Jammerzine has an exclusive interview with Michael Daly, creator of the project known as Michelles. Michelles is a project that reads like a concept with the new album ‘The Empty Promises of Rock and Roll’.
In this interview, we talk with Michael about the recording process and the construction of such a solid album and what the next steps are to get this music to the masses.
‘The Empty Promises of Rock and Roll’ is a purely signature sound that demands to be listened to from start to finish. To be honest, I get a little sick and tired of people in the review and promotion side of things tell me that the album is dead. That vinyl is a novelty. What we have here is a perfect example of the journey that an album can take you on. While each song is signature in it’s own right, together they make a story. A book, so to say. Consider each song a chapter.
I have a hard time keeping a favorite in regards to ‘The Empty Promises of Rock and Roll’. That distinction has changed a few times since the interview was recorded a couple days ago. And yet, after the few times I’ve listened to it, it still sounds fresh and vibrant. And still sounds best when listened to from start to finish.
take from that what you will, but take these empty promises in the car with you and just hit play. Then his the gas. You will return a better person.
Michelles is a band from Chicago, but doesn’t really sound like a band from Chicago, though in many ways there really isn’t a Chicago sound, at least not now, if there ever was. It’s also a bit of a stretch to call Michelles a band, as it is the singular vision of Michael Daly, who writes and plays nearly every sound heard on every recording. The sole exception is the drums, which are handled by Ryan Farnham, who has stuck around to provide percussive and moral support through the so-called band’s existence.

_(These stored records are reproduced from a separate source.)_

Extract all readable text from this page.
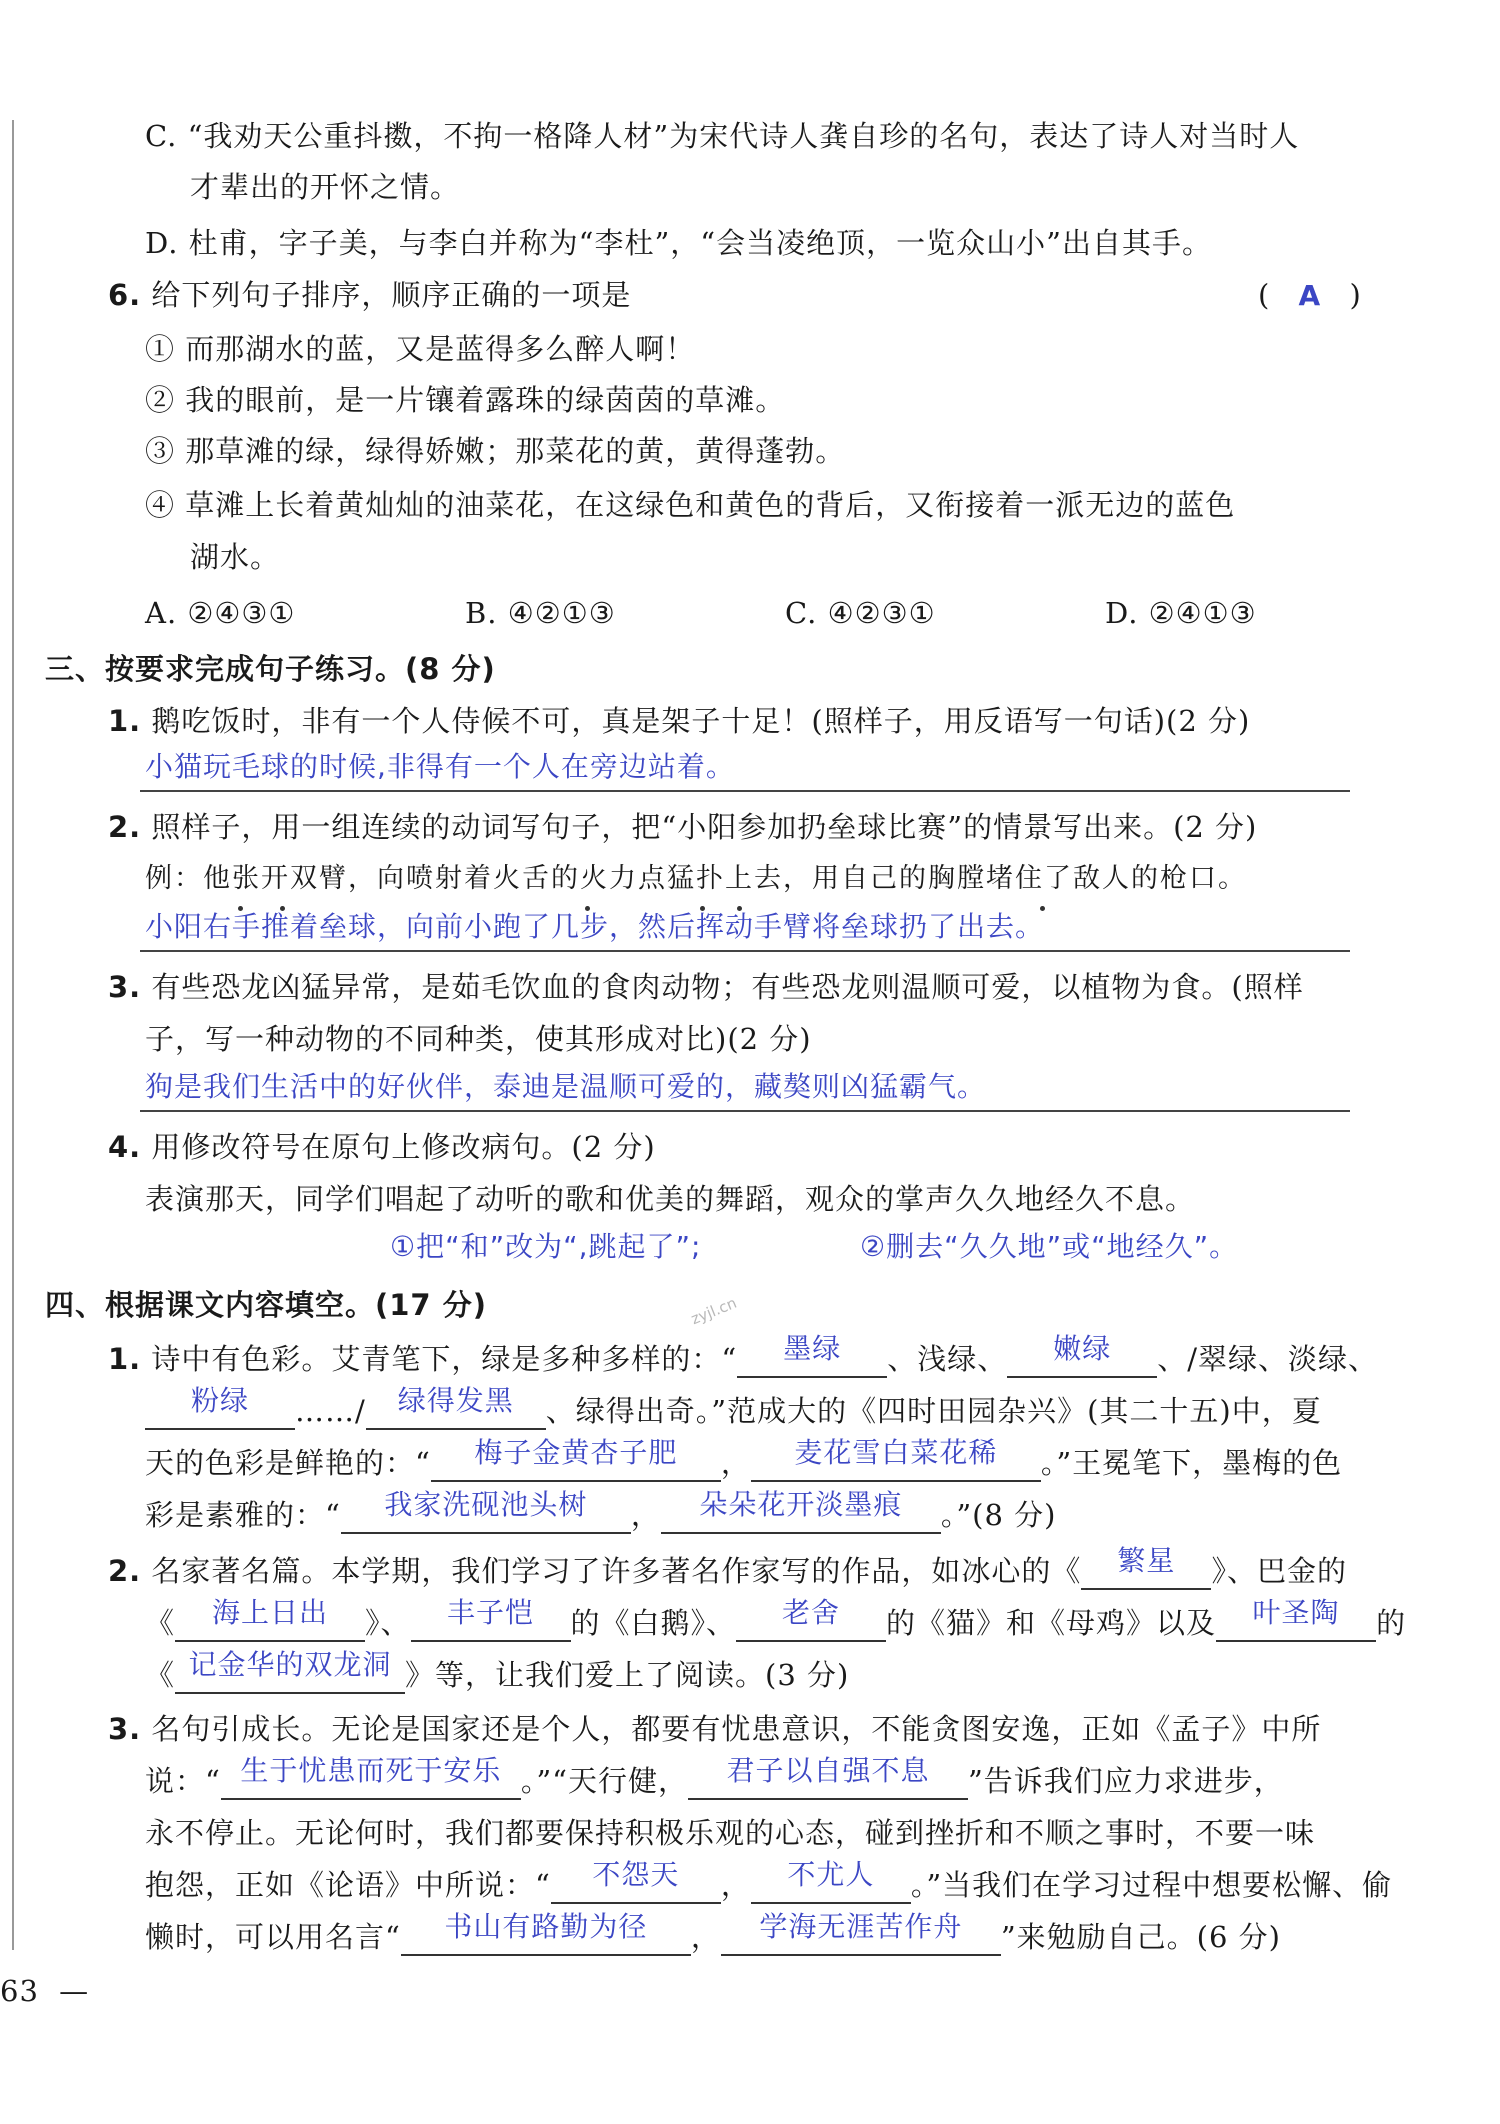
C. “我劝天公重抖擞，不拘一格降人材”为宋代诗人龚自珍的名句，表达了诗人对当时人
才辈出的开怀之情。
D. 杜甫，字子美，与李白并称为“李杜”，“会当凌绝顶，一览众山小”出自其手。
6. 给下列句子排序，顺序正确的一项是	( A )
① 而那湖水的蓝，又是蓝得多么醉人啊！
② 我的眼前，是一片镶着露珠的绿茵茵的草滩。
③ 那草滩的绿，绿得娇嫩；那菜花的黄，黄得蓬勃。
④ 草滩上长着黄灿灿的油菜花，在这绿色和黄色的背后，又衔接着一派无边的蓝色
湖水。
A. ②④③①	B. ④②①③	C. ④②③①	D. ②④①③
三、按要求完成句子练习。(8 分)
1. 鹅吃饭时，非有一个人侍候不可，真是架子十足！(照样子，用反语写一句话)(2 分)
小猫玩毛球的时候,非得有一个人在旁边站着。
2. 照样子，用一组连续的动词写句子，把“小阳参加扔垒球比赛”的情景写出来。(2 分)
例：他张开双臂，向喷射着火舌的火力点猛扑上去，用自己的胸膛堵住了敌人的枪口。
小阳右手推着垒球，向前小跑了几步，然后挥动手臂将垒球扔了出去。
3. 有些恐龙凶猛异常，是茹毛饮血的食肉动物；有些恐龙则温顺可爱，以植物为食。(照样
子，写一种动物的不同种类，使其形成对比)(2 分)
狗是我们生活中的好伙伴，泰迪是温顺可爱的，藏獒则凶猛霸气。
4. 用修改符号在原句上修改病句。(2 分)
表演那天，同学们唱起了动听的歌和优美的舞蹈，观众的掌声久久地经久不息。
①把“和”改为“,跳起了”;	②删去“久久地”或“地经久”。
四、根据课文内容填空。(17 分)	zyjl.cn
1. 诗中有色彩。艾青笔下，绿是多种多样的：“	墨绿	、浅绿、	嫩绿	、/翠绿、淡绿、
粉绿	……/	绿得发黑	、绿得出奇。”范成大的《四时田园杂兴》(其二十五)中，夏
天的色彩是鲜艳的：“	梅子金黄杏子肥	，	麦花雪白菜花稀	。”王冕笔下，墨梅的色
彩是素雅的：“	我家洗砚池头树	，	朵朵花开淡墨痕	。”(8 分)
2. 名家著名篇。本学期，我们学习了许多著名作家写的作品，如冰心的《	繁星	》、巴金的
《	海上日出	》、	丰子恺	的《白鹅》、	老舍	的《猫》和《母鸡》以及	叶圣陶	的
《 记金华的双龙洞 》等，让我们爱上了阅读。(3 分)
3. 名句引成长。无论是国家还是个人，都要有忧患意识，不能贪图安逸，正如《孟子》中所
说：“ 生于忧患而死于安乐 。”“天行健，	君子以自强不息	”告诉我们应力求进步，
永不停止。无论何时，我们都要保持积极乐观的心态，碰到挫折和不顺之事时，不要一味
抱怨，正如《论语》中所说：“	不怨天	，	不尤人	。”当我们在学习过程中想要松懈、偷
懒时，可以用名言“	书山有路勤为径	，	学海无涯苦作舟	”来勉励自己。(6 分)
63 —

Daly and Farnham first started collaborating in 2013 after listening to a version of what would become the eponymous first record, with both agreeing that a qualified drummer would help things immensely. Working back to front and from around the bend, in what would become a consistently inefficient workflow, new drums were layered onto existing tracks, and stretched, twisted, and edited into an entirely new recording. The rest of a band was recruited, and the quartet spent the next two years playing in all of the usual Chicago haunts. For reasons that are still unclear, half of the band decided to stop returning phone calls, and Daly went back to the studio to begin putting together another record.
2017 saw the release of Dark as a Daisy, a stylistic jump featuring more expansive song structures and instrumentation, and a fresh batch of players was found to fill out the group. Following a handful of live outings, this new lineup soon dissolved as well, but in a much more copy-worthy fashion than the first, with one member moving to Ghana to join the peace corps, and the rest heading to Massachusetts to start a farming co-op selling honey and micro-greens. Back to where it all started yet again, Daly continued writing and recording.
Arriving five years after the previous release, the new record, titled The ‘Empty Promises of Rock and Roll’, took its time finding the light, due to circumstances both personal and global, with entire versions of the album being discarded and redone, and lyrics and arrangements constantly shifting and evolving to reflect whatever state of mind or the world one currently finds oneself in, until you finally say ENOUGH. In a cultural landscape that values an unceasing torrent of content above all else, nurturing scarcity and practicing patience become revolutionary acts.
So here it is, nine songs about all of the usual things; love and loss and change and regret, moving away, staying put, book reviews and half remembered New Yorker articles.